According to the BMAP, the county is required to reduce the discharged nitrogen by 195,200 pounds per year within 20 years of June 2018.

Government agency costs for the conversion of 450 properties:

Hernando County Cost (2021)   $4,125,000

FDEP Springs Funding (2021) $8,250,000

SWFWMD CFI  (Cooperative Funding Initiative)  Cost (2021) $4,125,000

Total Cost (2021) $16,500,000

According to Gordon Onderdonk, Utilities Director, there is a 20% funding gap that would have to be paid for by the residents.

“These projects initially started out at about $25,000 per house. It looks like it will be upwards of $30,000 per house.

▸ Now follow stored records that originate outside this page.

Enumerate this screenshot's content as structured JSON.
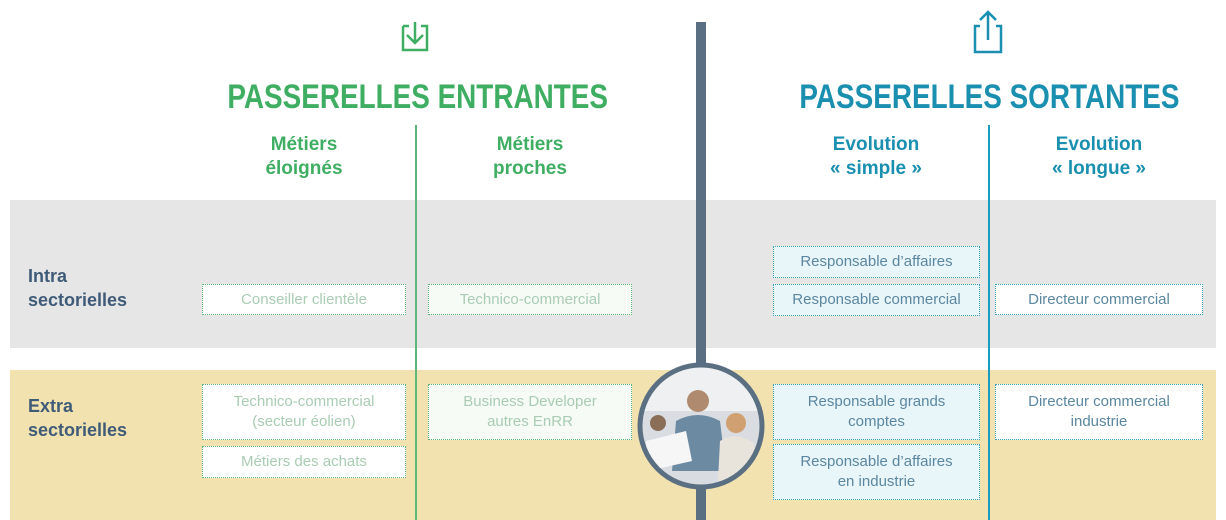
{
  "left": {
    "title": "PASSERELLES ENTRANTES",
    "columns": [
      "Métiers\néloignés",
      "Métiers\nproches"
    ]
  },
  "right": {
    "title": "PASSERELLES SORTANTES",
    "columns": [
      "Evolution\n« simple »",
      "Evolution\n« longue »"
    ]
  },
  "rows": [
    "Intra\nsectorielles",
    "Extra\nsectorielles"
  ],
  "cells": {
    "intra": [
      [
        "Conseiller clientèle"
      ],
      [
        "Technico-commercial"
      ],
      [
        "Responsable d’affaires",
        "Responsable commercial"
      ],
      [
        "Directeur commercial"
      ]
    ],
    "extra": [
      [
        "Technico-commercial\n(secteur éolien)",
        "Métiers des achats"
      ],
      [
        "Business Developer\nautres EnRR"
      ],
      [
        "Responsable grands\ncomptes",
        "Responsable d’affaires\nen industrie"
      ],
      [
        "Directeur commercial\nindustrie"
      ]
    ]
  }
}
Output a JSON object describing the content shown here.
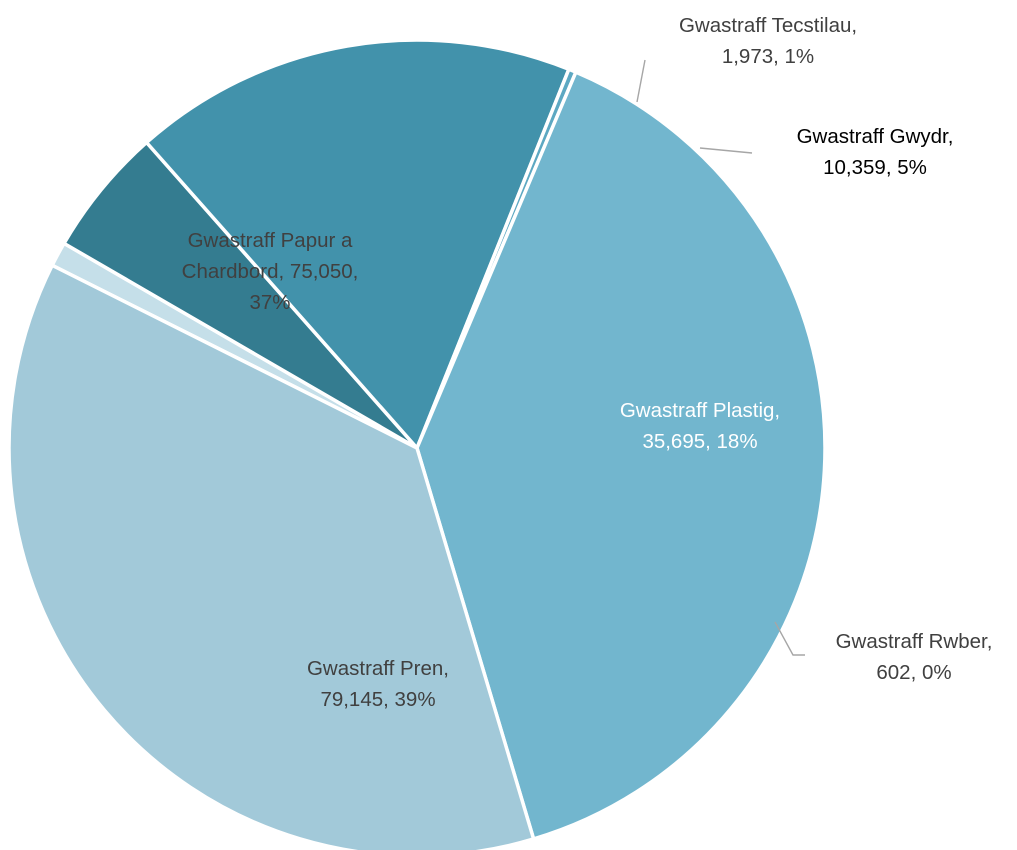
{
  "chart_data": {
    "type": "pie",
    "title": "",
    "slices": [
      {
        "name": "Gwastraff Tecstilau",
        "value": 1973,
        "percent": "1%",
        "color": "#c5dfe9",
        "label_lines": [
          "Gwastraff  Tecstilau,",
          "1,973,  1%"
        ]
      },
      {
        "name": "Gwastraff Gwydr",
        "value": 10359,
        "percent": "5%",
        "color": "#347c90",
        "label_lines": [
          "Gwastraff  Gwydr,",
          "10,359,  5%"
        ]
      },
      {
        "name": "Gwastraff Plastig",
        "value": 35695,
        "percent": "18%",
        "color": "#4292ab",
        "label_lines": [
          "Gwastraff  Plastig,",
          "35,695,  18%"
        ]
      },
      {
        "name": "Gwastraff Rwber",
        "value": 602,
        "percent": "0%",
        "color": "#5da8c2",
        "label_lines": [
          "Gwastraff  Rwber,",
          "602,  0%"
        ]
      },
      {
        "name": "Gwastraff Pren",
        "value": 79145,
        "percent": "39%",
        "color": "#72b6ce",
        "label_lines": [
          "Gwastraff  Pren,",
          "79,145,  39%"
        ]
      },
      {
        "name": "Gwastraff Papur a Chardbord",
        "value": 75050,
        "percent": "37%",
        "color": "#a2c9d9",
        "label_lines": [
          "Gwastraff  Papur  a",
          "Chardbord,  75,050,",
          "37%"
        ]
      }
    ]
  }
}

So I want to let you know that 20% is about $6000 that the resident will be responsible for, even though we would be providing 80% of the funding through these other agencies and the utility. That’s… the recipe we would submit as part of this application. ”

The county is currently working on a mandatory connection ordinance for sanitary sewer, which is under legal review.  The projected completion date is Oct. 8, 2019, according to the County Administrator’s Board Directives plan.

To be clear, half of district A is a very small sliver of properties that fall within the Primary Focus Area of the BMAP.   One of the completed projects listed on the BMAP for the Weeki Wachee Springshed is the $240,000 Septic to Sewer conversion study. The study by Coastal Engineering, looks at the feasibility of converting 32,000 properties within the Weeki Wachee Springshed BMAP from septic to sewer in 19 districts (A-S). The total price of doing so, was estimated at the time of the study to be around $700 million. 

 District A and B septic to sewer conversions from the conversion study appear on the June 2018 list of stakeholder projects to reduce nitrogen sources. Districts A and B are located just north of Weeki Wachee Springs. The price for completing both conversions was estimated to be $48 million in 2018, but that has already increased with the current anticipated cost for phase 1 District A project.  

Including the $2.7 million cost which 450 property owners of District A will have to bear, the project cost is $9.2 million over the $10 million estimate provided in 2018.

 There are 900 septic systems to convert in District A and 1,310 septic systems to convert in District B.